Die Scharpenborg in Groningen (2. Teil)

Am 18.6.1653 ließ sich in Groningen "Boldewijn Scharpenborch" in Abwesenheit zur Ehe mit Hermtje Janssen registrieren. Sein Bruder "Hans Scherpenborgh" tritt hierbei als sein Stellvertreter auf.

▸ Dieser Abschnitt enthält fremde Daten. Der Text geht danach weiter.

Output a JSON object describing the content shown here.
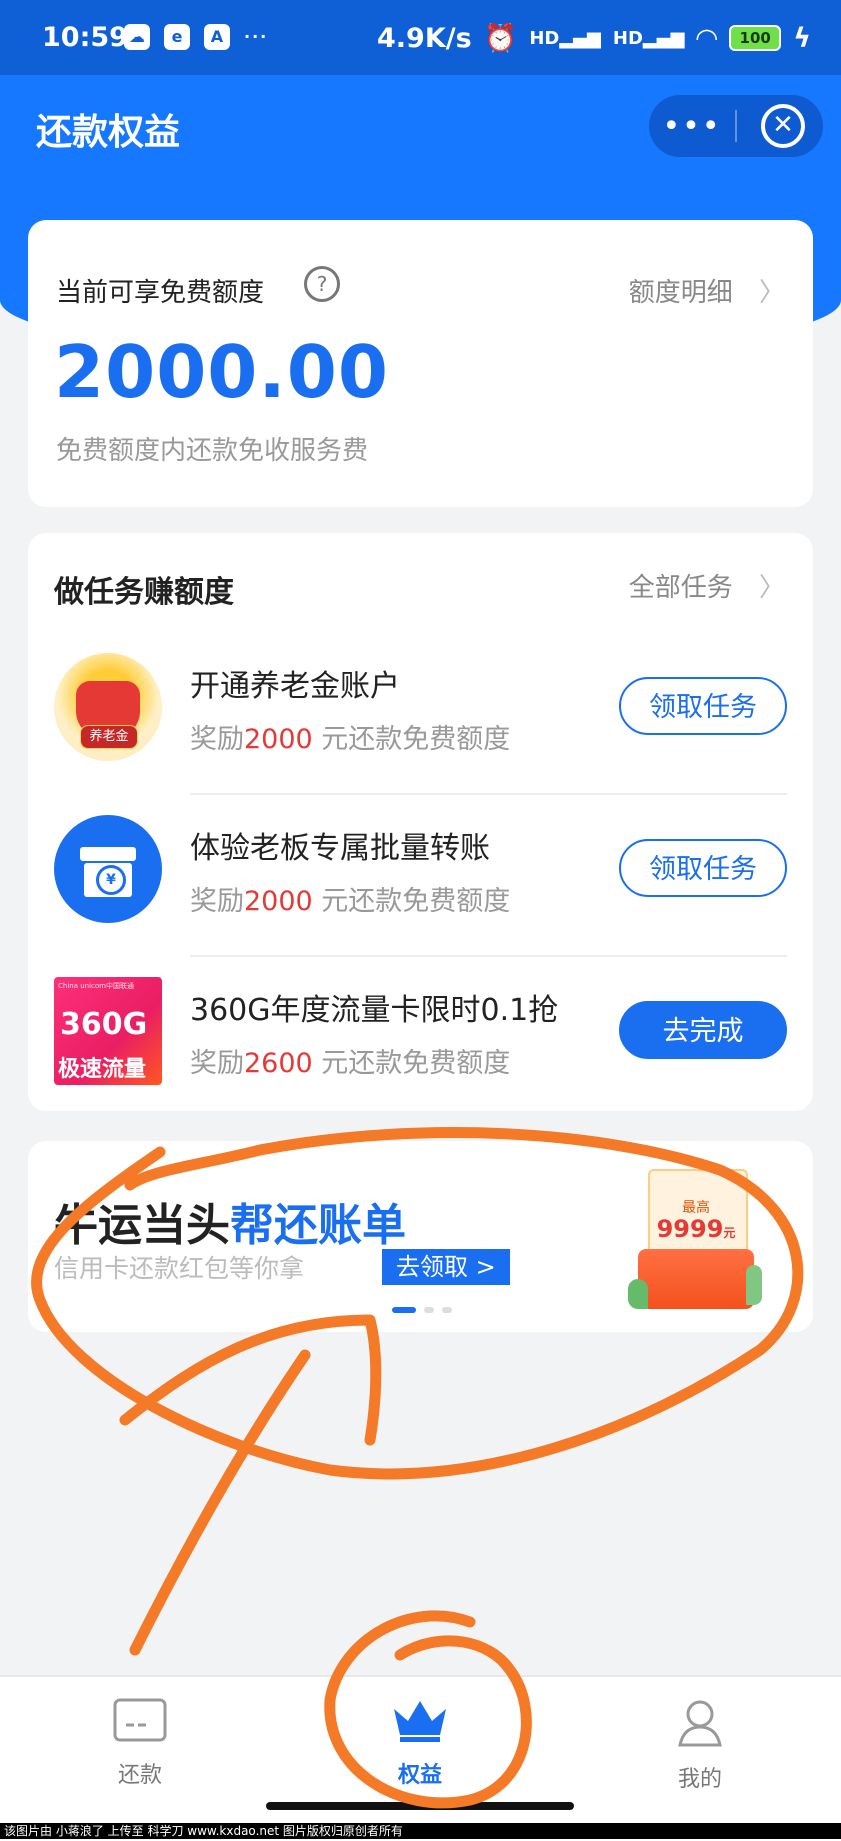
{
  "status_bar": {
    "time": "10:59",
    "app_icons": [
      "cloud-app-icon",
      "browser-app-icon",
      "translate-app-icon"
    ],
    "more": "···",
    "speed": "4.9K/s",
    "signal_labels": [
      "HD",
      "HD"
    ],
    "battery": "100"
  },
  "header": {
    "title": "还款权益",
    "more_glyph": "•••",
    "close_glyph": "✕"
  },
  "quota": {
    "label": "当前可享免费额度",
    "help_glyph": "?",
    "detail_link": "额度明细",
    "amount": "2000.00",
    "note": "免费额度内还款免收服务费"
  },
  "tasks": {
    "heading": "做任务赚额度",
    "all_link": "全部任务",
    "items": [
      {
        "name": "开通养老金账户",
        "reward_prefix": "奖励",
        "reward_amount": "2000",
        "reward_suffix": " 元还款免费额度",
        "button": "领取任务",
        "icon_text": "养老金"
      },
      {
        "name": "体验老板专属批量转账",
        "reward_prefix": "奖励",
        "reward_amount": "2000",
        "reward_suffix": " 元还款免费额度",
        "button": "领取任务",
        "icon_text": "¥"
      },
      {
        "name": "360G年度流量卡限时0.1抢",
        "reward_prefix": "奖励",
        "reward_amount": "2600",
        "reward_suffix": " 元还款免费额度",
        "button": "去完成",
        "icon_text_1": "China unicom中国联通",
        "icon_text_2": "360G",
        "icon_text_3": "极速流量"
      }
    ]
  },
  "banner": {
    "title_plain": "牛运当头",
    "title_highlight": "帮还账单",
    "subtitle": "信用卡还款红包等你拿",
    "cta": "去领取 >",
    "prize_top": "最高",
    "prize_amount": "9999",
    "prize_unit": "元",
    "pager_count": 3,
    "pager_active": 1
  },
  "tabbar": {
    "tabs": [
      {
        "label": "还款",
        "icon": "card-icon",
        "active": false
      },
      {
        "label": "权益",
        "icon": "crown-icon",
        "active": true
      },
      {
        "label": "我的",
        "icon": "person-icon",
        "active": false
      }
    ]
  },
  "watermark": "该图片由 小蒋浪了 上传至 科学刀 www.kxdao.net 图片版权归原创者所有",
  "colors": {
    "brand_blue": "#1677ff",
    "accent_red": "#e53935",
    "annotation_orange": "#f47a28"
  }
}
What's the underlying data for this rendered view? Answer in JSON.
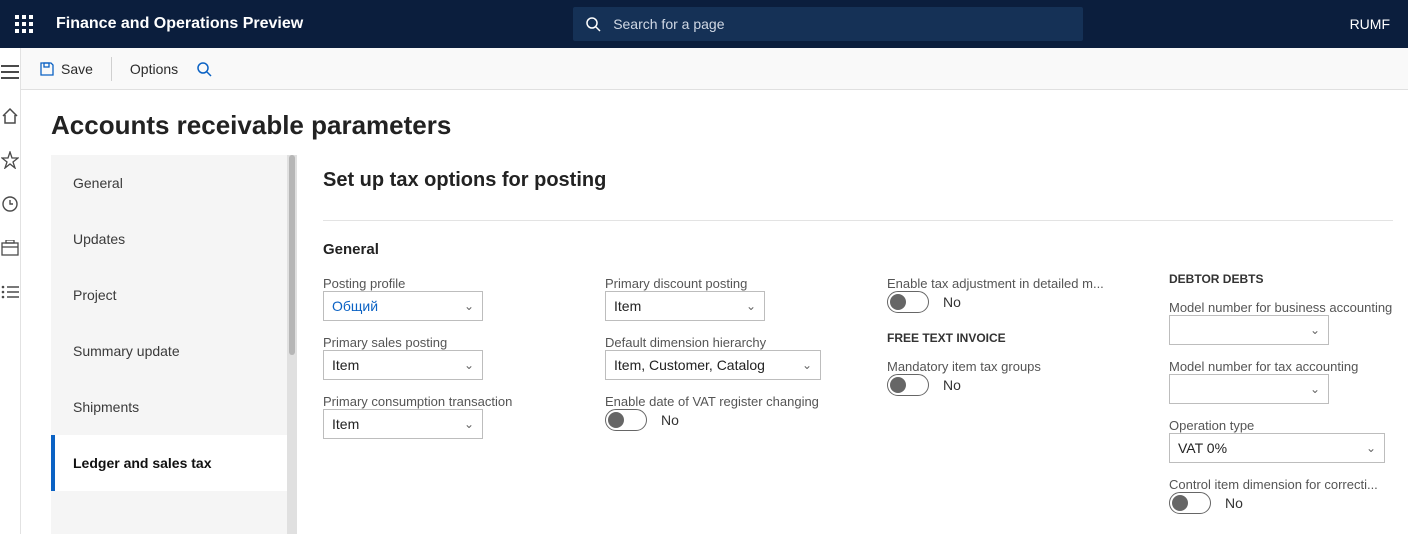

Aus dieser Ehe werden 7 Kinder geboren und in Groningen getauft: Joannes ~ 22.10.1654, Annichjen ~ 8.2.1657, Aeltjen ~ 31.10.1658, Jan ~ 4.10.1661, Herm ~ 16.2.1664 sowie die Zwillinge Annichjen und Aeltien ~ 16.7.1665. Boldewijn heiratet noch zwei mal, und zwar am 20.2.1667 in Sappemeer (Aufgebot in Groningen am 28.9.1667) die Ida Renemans und am 26.9.1676 in Groningen die Annegien Stevens, die Witwe von Jan Frericx. Bei dieser dritten Ehe wird Boldewijn als Fähnrich bezeichnet, als Vormund der Annegien Stevens wird ihr "Neve" Arent Stevens genannt. Neve/Neffe hatte zu dieser Zeit meist die Bedeutung Vetter.

Am 4.10.1656 hatte in Groningen "Arent Stewes" die "Trientje Scharpenborghs" geheiratet. Als Trientjes Vormund tritt wiederum "Hans Scharpenb. als Broder" auf. Man wird diesen Hans mit dem Bruder des Boldewijn gleichsetzen dürfen. Demnach waren Boldewijn, Hans und Trientje Scharpenborg Geschwister, und Boldwijn hatte in dritter Ehe eine Verwandte seines Schwagers Arent Stevens geheiratet.

Bei keiner der Trauungen wird ein Herkunftsort genannt, was aber zu dieser Zeit nicht ungewöhnlich ist. Die Vornamen Boldewijn und Hans lassen aber eine Herkunft aus Heede vermuten. In Groningen sind die Geschwister jedenfalls nicht getauft.